The Income Tax Appellate Tribunal (ITAT), Chandigarh bench, while granting relief to a 70-year old taxpayer, quashed re-assessment under Sec.148 of the Income Tax Act since the same was passed mechanically without application of mind.
The Order was passed in an appeal filed by Sh.Tek Chand, a 70-year-old farmer against an order passed by CIT(A), Karnal upholding proceeding initiated by the Assessing Officer under section 147 of the Income Tax Act. As per admitted facts, the proceedings were initiated by the Assessing Officer, after obtaining approval of Principal CIT, Karnal, under Sec.147 Income Tax Act, and notice was issued under Section.148 upon the information that the appellant had made cash deposits amounting to Rs.125,00,000/- in his saving bank account and no returns were filed. Though this was challenged before the CIT(A), Karnal, the submissions of the appellant were turned down by citing the ruling of the Supreme Court in Raymond Woolen Mills Ltd. vs.
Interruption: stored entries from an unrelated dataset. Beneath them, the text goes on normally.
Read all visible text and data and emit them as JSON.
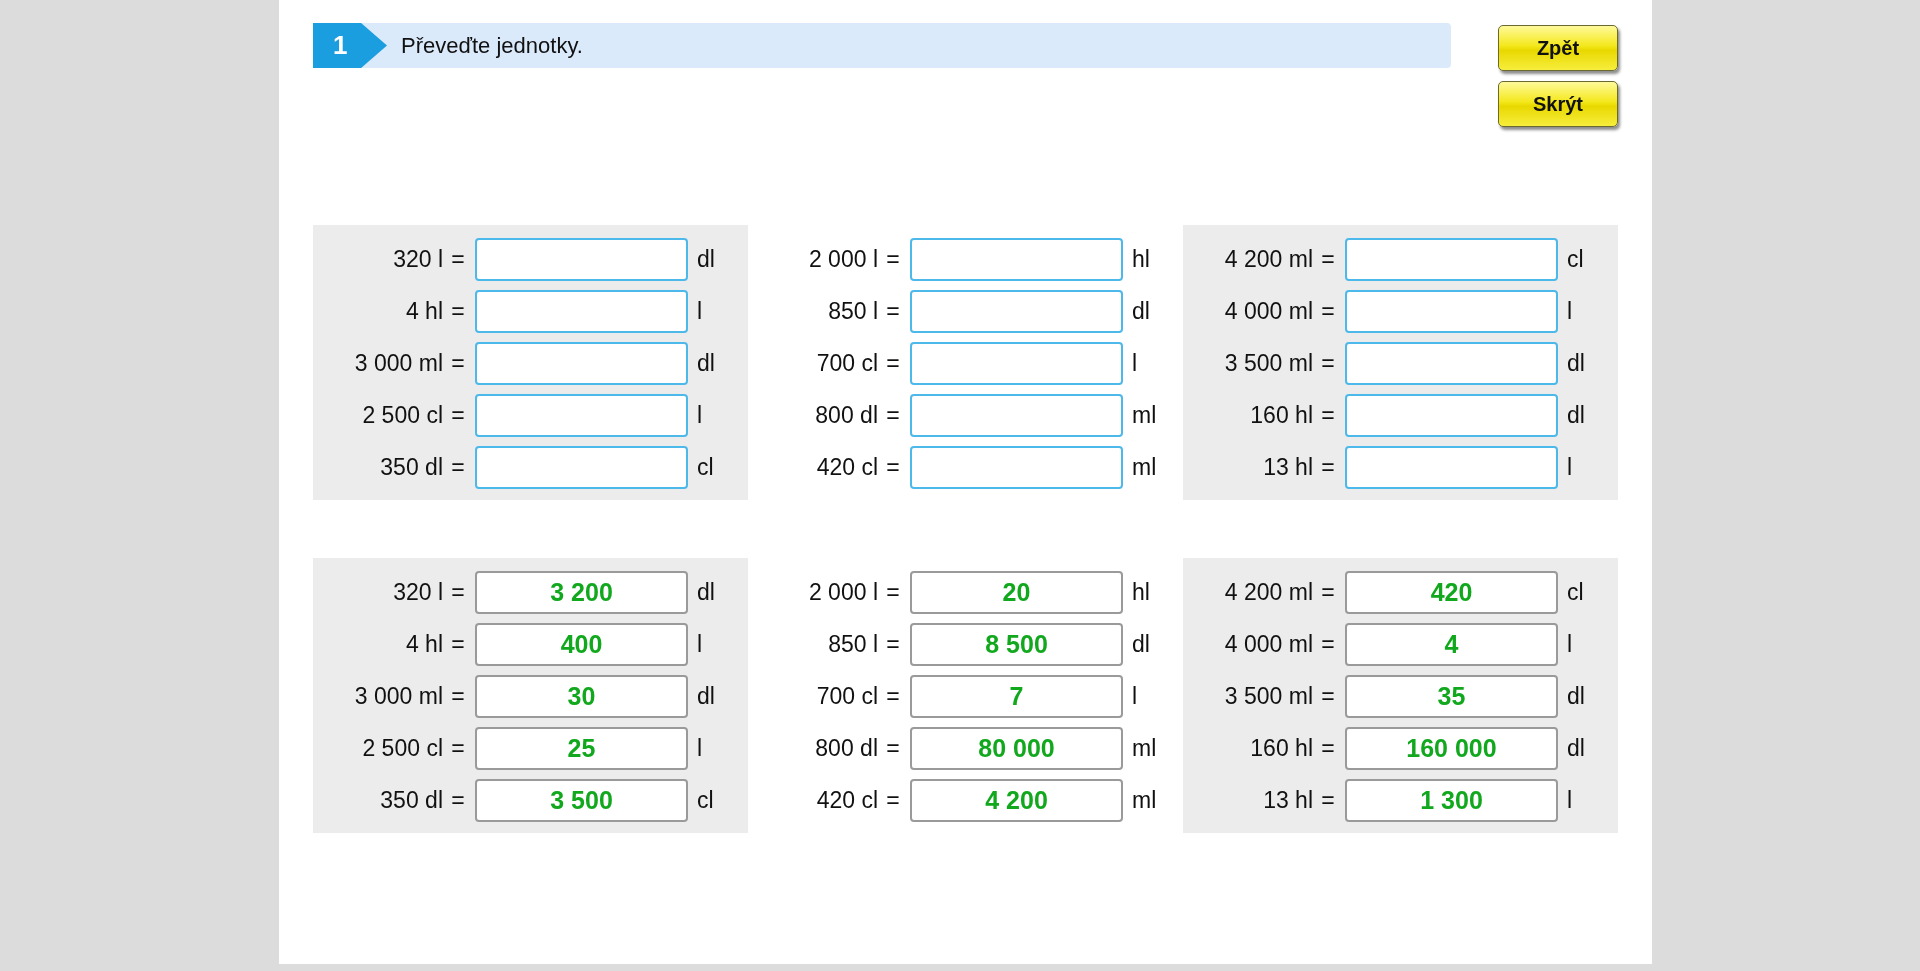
{
  "exercise": {
    "number": "1",
    "instruction": "Převeďte jednotky."
  },
  "buttons": [
    {
      "label": "Zpět"
    },
    {
      "label": "Skrýt"
    }
  ],
  "panels": [
    {
      "kind": "blank",
      "columns": [
        {
          "shaded": true,
          "rows": [
            {
              "quantity": "320 l",
              "sign": "=",
              "unit": "dl"
            },
            {
              "quantity": "4 hl",
              "sign": "=",
              "unit": "l"
            },
            {
              "quantity": "3 000 ml",
              "sign": "=",
              "unit": "dl"
            },
            {
              "quantity": "2 500 cl",
              "sign": "=",
              "unit": "l"
            },
            {
              "quantity": "350 dl",
              "sign": "=",
              "unit": "cl"
            }
          ]
        },
        {
          "shaded": false,
          "rows": [
            {
              "quantity": "2 000 l",
              "sign": "=",
              "unit": "hl"
            },
            {
              "quantity": "850 l",
              "sign": "=",
              "unit": "dl"
            },
            {
              "quantity": "700 cl",
              "sign": "=",
              "unit": "l"
            },
            {
              "quantity": "800 dl",
              "sign": "=",
              "unit": "ml"
            },
            {
              "quantity": "420 cl",
              "sign": "=",
              "unit": "ml"
            }
          ]
        },
        {
          "shaded": true,
          "rows": [
            {
              "quantity": "4 200 ml",
              "sign": "=",
              "unit": "cl"
            },
            {
              "quantity": "4 000 ml",
              "sign": "=",
              "unit": "l"
            },
            {
              "quantity": "3 500 ml",
              "sign": "=",
              "unit": "dl"
            },
            {
              "quantity": "160 hl",
              "sign": "=",
              "unit": "dl"
            },
            {
              "quantity": "13 hl",
              "sign": "=",
              "unit": "l"
            }
          ]
        }
      ]
    },
    {
      "kind": "solved",
      "columns": [
        {
          "shaded": true,
          "rows": [
            {
              "quantity": "320 l",
              "sign": "=",
              "answer": "3 200",
              "unit": "dl"
            },
            {
              "quantity": "4 hl",
              "sign": "=",
              "answer": "400",
              "unit": "l"
            },
            {
              "quantity": "3 000 ml",
              "sign": "=",
              "answer": "30",
              "unit": "dl"
            },
            {
              "quantity": "2 500 cl",
              "sign": "=",
              "answer": "25",
              "unit": "l"
            },
            {
              "quantity": "350 dl",
              "sign": "=",
              "answer": "3 500",
              "unit": "cl"
            }
          ]
        },
        {
          "shaded": false,
          "rows": [
            {
              "quantity": "2 000 l",
              "sign": "=",
              "answer": "20",
              "unit": "hl"
            },
            {
              "quantity": "850 l",
              "sign": "=",
              "answer": "8 500",
              "unit": "dl"
            },
            {
              "quantity": "700 cl",
              "sign": "=",
              "answer": "7",
              "unit": "l"
            },
            {
              "quantity": "800 dl",
              "sign": "=",
              "answer": "80 000",
              "unit": "ml"
            },
            {
              "quantity": "420 cl",
              "sign": "=",
              "answer": "4 200",
              "unit": "ml"
            }
          ]
        },
        {
          "shaded": true,
          "rows": [
            {
              "quantity": "4 200 ml",
              "sign": "=",
              "answer": "420",
              "unit": "cl"
            },
            {
              "quantity": "4 000 ml",
              "sign": "=",
              "answer": "4",
              "unit": "l"
            },
            {
              "quantity": "3 500 ml",
              "sign": "=",
              "answer": "35",
              "unit": "dl"
            },
            {
              "quantity": "160 hl",
              "sign": "=",
              "answer": "160 000",
              "unit": "dl"
            },
            {
              "quantity": "13 hl",
              "sign": "=",
              "answer": "1 300",
              "unit": "l"
            }
          ]
        }
      ]
    }
  ]
}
ITO and other (1999) 236 ITR 34, wherein it was held that in determining whether commencement of reassessment proceedings was valid, it has only to be seen whether there was, prima facie, some material on the basis of which the department could reopen the case.
In the appeal preferred against the aforesaid order of the CIT(A), vide additional grounds challenged the jurisdiction of the Assessing Officer assumed under section 148 of the Income Tax Act, 1961 was challenged alleging that the proceeding was initiated on borrowed satisfaction, without applying his own mind.
On perusal of records, the ITAT found that the approval granted by the Principal CIT read as “Yes, satisfied, it is a fit case for issue of notice under section 148”. This according to the ITAT was a mechanical way of recording sanction, with no application of mind. This ratio was substantiated by citing an extract from the case of CIT Jabalpur Vs. S. Goyanka Lime & Chemical Ltd.[(2015) 56 Taxmann.com 390], decided by the High Court of M.P following the decision in Arjun Singh Vs. ADIT (2000) 246 ITR 363 (M.P). The relevant excerpt from the judgment relied upon by ITAT reads as:
“7. We have considered the rival contentions and we find that while according sanction, the Joint Commissioner, Income Tax has only recorded so “Yes, I am satisfied”. In the case of Arjun Singh (supra), the same question has been considered by a Coordinate Bench of this Court and the following principles arc laid down:— The Commissioner acted, of course, mechanically in order to discharge his statutory obligation properly in the matter of recording sanction as he merely wrote on the format “Yes, 1 am satisfied” which indicates as if he was to sign only on the dotted line. Even otherwise also, the exercise is shown to have been performed in less than 24 hours of time which also goes to indicate that the Commissioner did not apply his mind at all while granting sanction. The satisfaction has to be with objectivity on objective material.’ 8.If the case in hand is analyzed on the basis of the aforesaid principle, the mechanical way of recording satisfaction by the Joint Commissioner, which accords sanction for issuing notice under section 148, is clearly unsustainable and we find that on such consideration both the appellate authorities have interfered into the matter.”
ITAT further observed that the decision in Goyenka Lime & chemical Ltd. was upheld by the Supreme Court and held , “ that where Joint Commissioner recorded satisfaction in mechanical manner and without application of mind to accord sanction for issuing notice under section 148, reopening of assessment was invalid.”
Consequently, ITAT held that the reopening under section 148 of the Income Tax Act on the basis of mechanical approval without applying the mind by the Principal CIT was not valid, wherefore; the reopening of assessment by issuing notice under Sec.148 of the Income Tax Act was quashed.